CO2 Software
CO2 Software

Reputation: 55

Capturing whole ToolStripMenu tree with ToString

If I run the code in varying areas of my menu tree, I only get the one element, how would you firstly apply this logic to all sub components of this menu tree and secondly, illustrate the whole tree.

The code I have only shows 1 stage of each area applied

  MessageBox.Show((ToolStripMenuItem).ToString());

So the above would only show File or Save or Open, rather than File Open or File Save.

Should I be using a foreach with my toolstripmenuitems?

Upvotes: 3

Views: 143

Answers (2)

Nino
Nino

Reputation: 7095

Let's say I have MenuStrip with ToolStripMenuItem named fileToolStripMenuItem (with text File) which have subitems New and Open. Furthermore, Open has From file and Recent. To access all File's ToolStripMenuItems (it's children), you need recursive method, which goes through all levels (to access children, grandchildren...)

private IEnumerable<ToolStripMenuItem> GetChildToolStripItems(ToolStripMenuItem parent)
{
    if (parent.HasDropDownItems)
    {
        foreach (ToolStripMenuItem child in parent.DropDownItems)
        {
            
            yield return child;

            foreach (var nextLevel in GetChildToolStripItems(child))
            {
                yield return nextLevel;
            }
        }
    }
}

This method takes first level menu item and returns IEnumerable<ToolStripMenuItem> sou you can then iterate through it (to get name, change some property etc).

Use it like this:

var list = GetChildToolStripItems(fileToolStripMenuItem);

In my example, that will return you the collection of subitems, like this: New, Open, From File, Recent.

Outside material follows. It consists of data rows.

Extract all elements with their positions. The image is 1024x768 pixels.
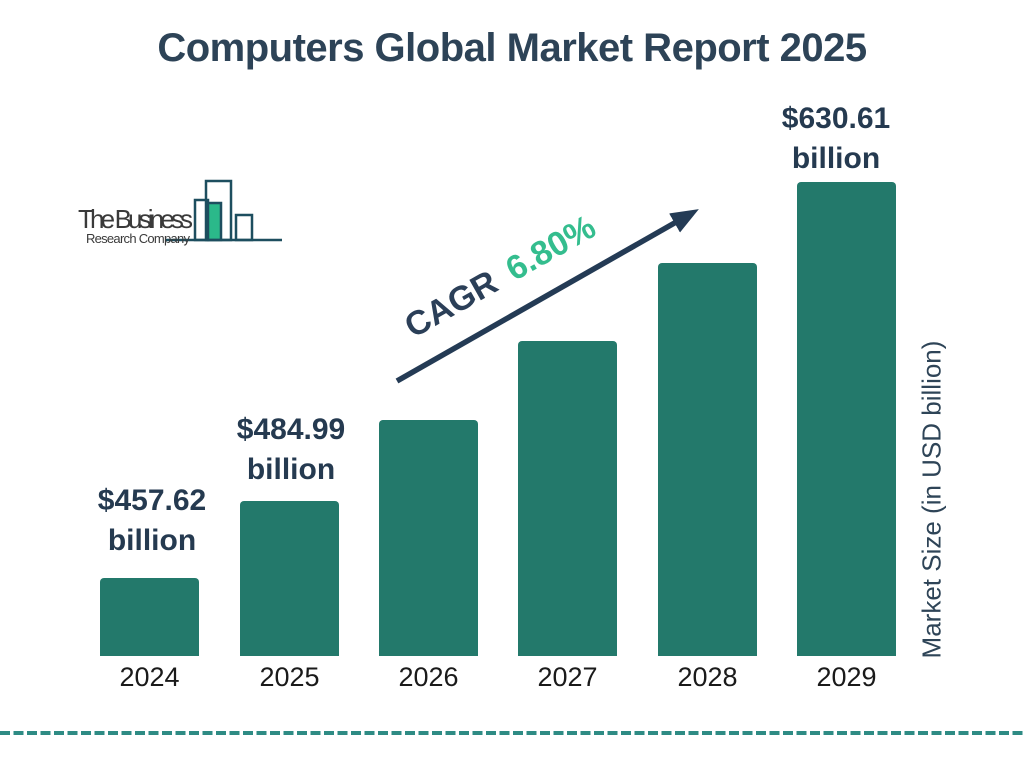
value-label-2024: $457.62 billion bbox=[98, 481, 206, 561]
bar-2024 bbox=[100, 578, 199, 656]
logo-green-bar bbox=[206, 201, 223, 242]
value-amount: $457.62 bbox=[97, 484, 207, 517]
logo-bars-icon bbox=[165, 179, 282, 242]
value-unit: billion bbox=[107, 524, 197, 557]
value-amount: $630.61 bbox=[781, 102, 891, 135]
x-axis-label-2025: 2025 bbox=[259, 662, 320, 692]
x-axis-label-2026: 2026 bbox=[398, 662, 459, 692]
logo-graphic: The Business Research Company bbox=[78, 179, 282, 246]
cagr-label: CAGR bbox=[398, 263, 505, 346]
x-axis-label-2028: 2028 bbox=[677, 662, 738, 692]
page-title: Computers Global Market Report 2025 bbox=[157, 26, 867, 70]
value-amount: $484.99 bbox=[236, 413, 346, 446]
logo-text-secondary: Research Company bbox=[86, 231, 191, 246]
dashed-divider bbox=[0, 731, 1024, 735]
cagr-annotation: CAGR6.80% bbox=[398, 208, 602, 347]
value-label-2029: $630.61 billion bbox=[782, 99, 890, 179]
value-label-2025: $484.99 billion bbox=[237, 410, 345, 490]
cagr-value: 6.80% bbox=[499, 207, 603, 289]
logo-text-primary: The Business bbox=[78, 204, 193, 234]
value-unit: billion bbox=[791, 142, 881, 175]
bar-2026 bbox=[379, 420, 478, 656]
y-axis-title: Market Size (in USD billion) bbox=[916, 340, 947, 659]
company-logo: The Business Research Company bbox=[78, 176, 288, 248]
bar-2028 bbox=[658, 263, 757, 656]
x-axis-label-2024: 2024 bbox=[119, 662, 180, 692]
bar-2025 bbox=[240, 501, 339, 656]
x-axis-label-2029: 2029 bbox=[816, 662, 877, 692]
logo-small-bar bbox=[234, 213, 254, 242]
x-axis-label-2027: 2027 bbox=[537, 662, 598, 692]
value-unit: billion bbox=[246, 453, 336, 486]
bar-2027 bbox=[518, 341, 617, 656]
bar-2029 bbox=[797, 182, 896, 656]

You can easily go through collection and get item's text (to display in MessageBox, like this:

MessageBox.Show(string.Join(", ", list.Select(x=>x.Text).ToArray()))

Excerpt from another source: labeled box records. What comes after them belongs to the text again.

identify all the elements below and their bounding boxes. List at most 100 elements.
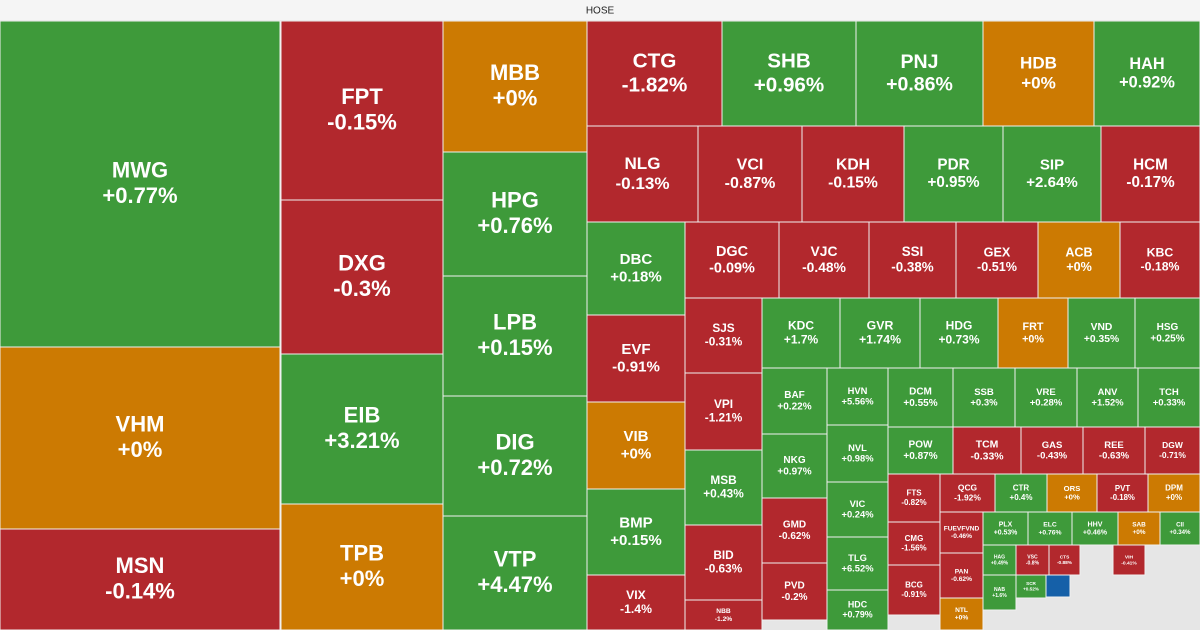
change-label: -0.63% (705, 562, 743, 576)
ticker-label: KDH (836, 157, 870, 174)
change-label: +0% (955, 615, 969, 622)
tile (1100, 125, 1200, 223)
ticker-label: DBC (620, 251, 653, 268)
ticker-label: DXG (338, 251, 386, 276)
change-label: -0.38% (891, 260, 933, 275)
change-label: +0.25% (1150, 334, 1184, 345)
ticker-label: KDC (788, 319, 814, 333)
change-label: +0% (1022, 333, 1044, 345)
tile (952, 426, 1022, 475)
tile (855, 20, 984, 127)
change-label: -0.15% (828, 175, 878, 192)
ticker-label: CTR (1013, 484, 1030, 493)
ticker-label: SAB (1132, 522, 1146, 529)
tile (442, 20, 588, 153)
change-label: +0% (118, 437, 163, 462)
change-label: -1.2% (715, 616, 732, 623)
ticker-label: VND (1091, 322, 1113, 333)
ticker-label: HPG (491, 188, 539, 213)
change-label: -1.92% (954, 492, 981, 502)
ticker-label: SCR (1026, 581, 1036, 586)
ticker-label: PAN (955, 569, 969, 576)
change-label: +1.52% (1091, 398, 1124, 408)
change-label: -0.17% (1126, 174, 1175, 191)
change-label: +1.6% (992, 593, 1007, 599)
change-label: +0.18% (610, 269, 662, 286)
ticker-label: DGC (716, 244, 749, 260)
change-label: +0.4% (1010, 493, 1033, 502)
tile (982, 544, 1017, 576)
ticker-label: POW (909, 440, 933, 451)
change-label: +0.76% (1038, 529, 1061, 536)
tile (721, 20, 857, 127)
ticker-label: DPM (1165, 484, 1183, 493)
change-label: -0.51% (977, 260, 1017, 274)
tile (1015, 574, 1047, 599)
tile (1093, 20, 1200, 127)
ticker-label: ANV (1098, 387, 1119, 397)
change-label: +0.86% (886, 73, 953, 95)
change-label: +0.72% (477, 455, 552, 480)
ticker-label: FPT (341, 84, 383, 109)
tile (586, 488, 686, 576)
ticker-label: NVL (848, 443, 867, 453)
ticker-label: GVR (867, 318, 894, 332)
change-label: +0.95% (927, 174, 980, 191)
tile (280, 20, 444, 201)
ticker-label: HDB (1020, 54, 1057, 73)
tile (826, 589, 889, 630)
ticker-label: MSN (116, 553, 165, 578)
tile (0, 20, 281, 348)
tile (982, 574, 1017, 611)
ticker-label: VHM (116, 412, 165, 437)
tile (994, 473, 1048, 513)
change-label: +0.34% (1170, 529, 1192, 536)
change-label: +0.77% (102, 183, 177, 208)
change-label: -1.82% (622, 73, 688, 96)
change-label: +0.96% (754, 73, 824, 96)
ticker-label: VCI (737, 156, 764, 173)
ticker-label: BAF (784, 390, 805, 401)
change-label: +0.22% (777, 402, 811, 413)
ticker-label: TCH (1159, 387, 1179, 398)
tile (0, 528, 281, 630)
change-label: +0.53% (994, 529, 1018, 536)
change-label: +0.73% (938, 332, 979, 346)
tile (1048, 544, 1081, 576)
chart-title: HOSE (586, 6, 615, 17)
change-label: -1.4% (620, 602, 652, 616)
ticker-label: MWG (112, 158, 168, 183)
change-label: +1.74% (859, 333, 901, 347)
change-label: -0.43% (1037, 451, 1068, 462)
ticker-label: CTS (1060, 555, 1070, 561)
tile (955, 221, 1039, 299)
ticker-label: VIB (623, 428, 648, 445)
change-label: -0.63% (1099, 451, 1130, 462)
change-label: +0.98% (841, 454, 874, 464)
tile (697, 125, 803, 223)
ticker-label: TLG (848, 553, 867, 563)
ticker-label: SIP (1040, 157, 1064, 174)
change-label: +0.35% (1084, 334, 1119, 345)
change-label: -0.18% (1141, 260, 1180, 274)
change-label: -0.82% (901, 498, 926, 507)
ticker-label: TPB (340, 541, 384, 566)
ticker-label: CMG (905, 534, 924, 543)
ticker-label: GMD (783, 520, 806, 531)
tile (1112, 544, 1146, 576)
ticker-label: NKG (783, 455, 805, 466)
tile (903, 125, 1004, 223)
ticker-label: VJC (811, 243, 838, 259)
tile (1159, 511, 1200, 546)
tile (442, 515, 588, 630)
change-label: +0% (1021, 73, 1056, 92)
tile (1046, 473, 1098, 513)
change-label: +0.55% (903, 398, 937, 409)
change-label: +0.3% (970, 398, 998, 409)
tile (1037, 221, 1121, 299)
change-label: -0.2% (781, 592, 807, 603)
change-label: +0.97% (777, 467, 811, 478)
change-label: +6.52% (841, 564, 874, 574)
ticker-label: SHB (767, 50, 811, 73)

or, if you prefer, like this:

foreach (ToolStripMenuItem menuItem in list)
{
    MessageBox.Show(string.Format("item named: {0}, with text: {1}", menuItem.Name, menuItem.Text));
}

EDIT: after I saw comment that OP's idea is to get all items from MenuStrip, here's an example for that.

I wrote additional method that takes MenuStrip as parameter, iterates throught all ToolStripMenuItems and for each item calls GetChildToolStripItems method. Returns list of all top level items and all children and grand children...

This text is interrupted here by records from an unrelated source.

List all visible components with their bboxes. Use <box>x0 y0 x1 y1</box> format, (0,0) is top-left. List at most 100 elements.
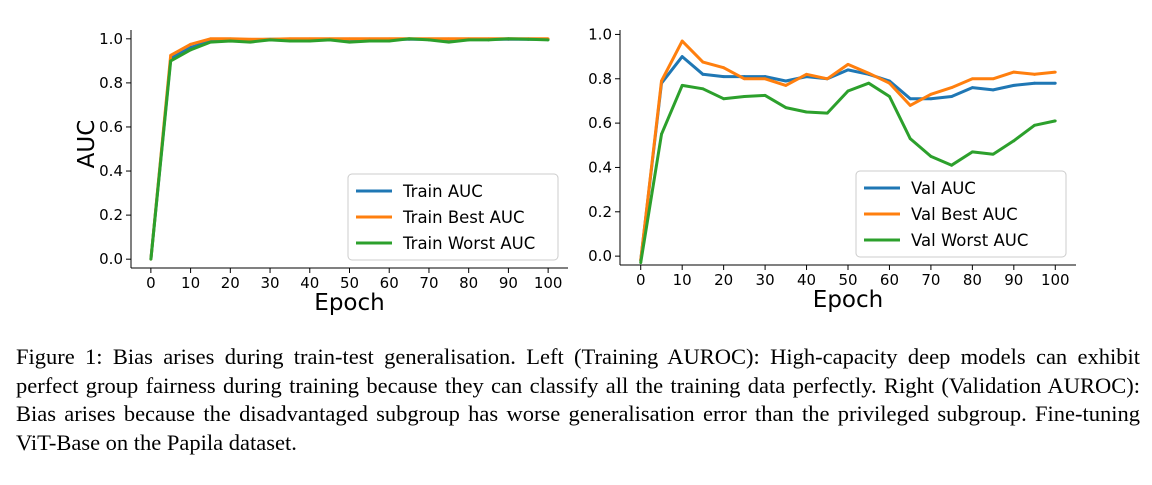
data-point <box>701 87 705 91</box>
legend: Train AUC Train Best AUC Train Worst AUC <box>347 173 559 261</box>
y-tick-label: 0.2 <box>99 206 123 224</box>
data-point <box>950 95 954 98</box>
legend-label: Train Worst AUC <box>402 234 535 253</box>
data-point <box>248 40 252 44</box>
data-point <box>888 81 891 85</box>
y-tick-label: 0.8 <box>99 74 123 92</box>
x-axis-label: Epoch <box>813 287 883 313</box>
data-point <box>447 40 451 44</box>
data-point <box>950 163 954 167</box>
data-point <box>846 62 850 66</box>
data-point <box>846 68 850 72</box>
x-tick-label: 30 <box>260 274 279 292</box>
x-tick-label: 70 <box>921 271 940 289</box>
data-point <box>268 38 272 42</box>
y-tick-label: 0.4 <box>99 162 123 180</box>
data-point <box>1012 84 1016 87</box>
x-tick-label: 0 <box>636 271 646 289</box>
y-tick-label: 0.2 <box>588 203 612 221</box>
data-point <box>467 38 471 42</box>
data-point <box>929 92 933 96</box>
data-point <box>867 81 871 85</box>
series-val-best-auc <box>639 39 1057 262</box>
x-tick-label: 90 <box>499 274 518 292</box>
data-point <box>701 72 705 76</box>
data-point <box>169 59 173 63</box>
data-point <box>784 84 788 87</box>
data-point <box>169 53 173 57</box>
x-tick-label: 60 <box>880 271 899 289</box>
data-point <box>288 39 292 43</box>
data-point <box>1012 139 1016 143</box>
charts-area: 0 10 20 30 40 50 60 70 80 90 1000.00.20.40.60.81.0… <box>74 25 1076 316</box>
legend: Val AUC Val Best AUC Val Worst AUC <box>855 170 1067 258</box>
y-axis-label: AUC <box>74 120 100 169</box>
data-point <box>722 97 726 101</box>
x-tick-label: 40 <box>797 271 816 289</box>
data-point <box>228 37 232 41</box>
data-point <box>888 95 891 98</box>
data-point <box>1012 70 1016 74</box>
y-tick-label: 0.0 <box>588 247 612 265</box>
x-tick-label: 80 <box>963 271 982 289</box>
legend-label: Train Best AUC <box>402 208 525 227</box>
data-point <box>209 40 212 44</box>
data-point <box>763 75 767 78</box>
data-point <box>680 39 684 43</box>
data-point <box>447 37 451 41</box>
data-point <box>348 40 351 44</box>
data-point <box>189 42 192 46</box>
x-tick-label: 60 <box>380 274 399 292</box>
data-point <box>846 89 850 93</box>
data-point <box>742 77 746 81</box>
x-tick-label: 20 <box>714 271 733 289</box>
figure-caption: Figure 1: Bias arises during train-test … <box>16 344 1140 455</box>
series-val-worst-auc <box>639 81 1057 265</box>
data-point <box>248 37 252 41</box>
x-tick-label: 100 <box>534 274 563 292</box>
data-point <box>742 95 746 98</box>
data-point <box>308 39 312 43</box>
data-point <box>639 261 643 265</box>
data-point <box>805 110 808 114</box>
data-point <box>348 37 351 41</box>
data-point <box>825 77 829 81</box>
data-point <box>763 94 767 97</box>
data-point <box>407 37 411 41</box>
y-tick-label: 0.6 <box>99 118 123 136</box>
data-point <box>784 106 788 109</box>
data-point <box>209 37 212 41</box>
data-point <box>427 38 431 42</box>
legend-box <box>347 173 559 261</box>
data-point <box>189 48 192 52</box>
data-point <box>680 55 684 59</box>
data-point <box>763 77 767 81</box>
x-tick-label: 50 <box>340 274 359 292</box>
chart-right: 0 10 20 30 40 50 60 70 80 90 100 0.0 0.2 0.4 0.6 0.8 1.0… <box>588 25 1076 313</box>
legend-box <box>855 170 1067 258</box>
data-point <box>825 111 829 115</box>
data-point <box>1053 119 1057 123</box>
data-point <box>228 39 232 43</box>
x-tick-label: 80 <box>459 274 478 292</box>
x-tick-label: 0 <box>146 274 156 292</box>
data-point <box>660 79 663 83</box>
x-tick-label: 70 <box>419 274 438 292</box>
data-point <box>1053 81 1057 85</box>
data-point <box>546 38 550 42</box>
x-tick-label: 90 <box>1004 271 1023 289</box>
data-point <box>805 72 808 76</box>
data-point <box>908 97 912 101</box>
data-point <box>507 37 510 41</box>
y-tick-label: 1.0 <box>588 25 612 43</box>
chart-left: 0 10 20 30 40 50 60 70 80 90 100 0.0 0.2 0.4 0.6 0.8 1.0… <box>74 30 568 316</box>
data-point <box>1033 81 1036 85</box>
data-point <box>908 137 912 141</box>
data-point <box>929 97 933 101</box>
x-tick-label: 50 <box>838 271 857 289</box>
series-train-worst-auc <box>149 37 550 261</box>
legend-label: Train AUC <box>402 182 483 201</box>
data-point <box>487 38 490 42</box>
y-tick-label: 0.4 <box>588 158 612 176</box>
x-tick-label: 30 <box>756 271 775 289</box>
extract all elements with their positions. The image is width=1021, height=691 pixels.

private List<ToolStripMenuItem> GetAllMenuStripItems(MenuStrip menu)
{
    List<ToolStripMenuItem> collection = new List<ToolStripMenuItem>();
    foreach (ToolStripMenuItem item in menu.Items)
    {
        collection.Add(item);
        collection.AddRange(GetChildToolStripItems(item));
    }
    return collection;
}

usage:

 var allItems = GetAllMenuStripItems(menuStrip1)

Hope this helps.

Upvotes: 1

CO2 Software
CO2 Software

Reputation: 55

In the end I used a logic around the following syntax, then building up the string at the end

ToolStripMenuItem ThisMenuItem = (ToolStripMenuItem)sender;
string WhatClicked = ThisMenuItem.ToString();
ToolStripMenuItem ThisMenuItemOwnerItem = (ToolStripMenuItem)(ThisMenuItem.GetCurrentParent() as ToolStripDropDown).OwnerItem;

Then you can obviously get deeper with

ToolStripMenuItem ThisOwnersOwnerItem = (ToolStripMenuItem)(ThisMenuItemOwnerItem.GetCurrentParent() as ToolStripDropDown).OwnerItem;

and so forth adding checks to avoid null exceptions.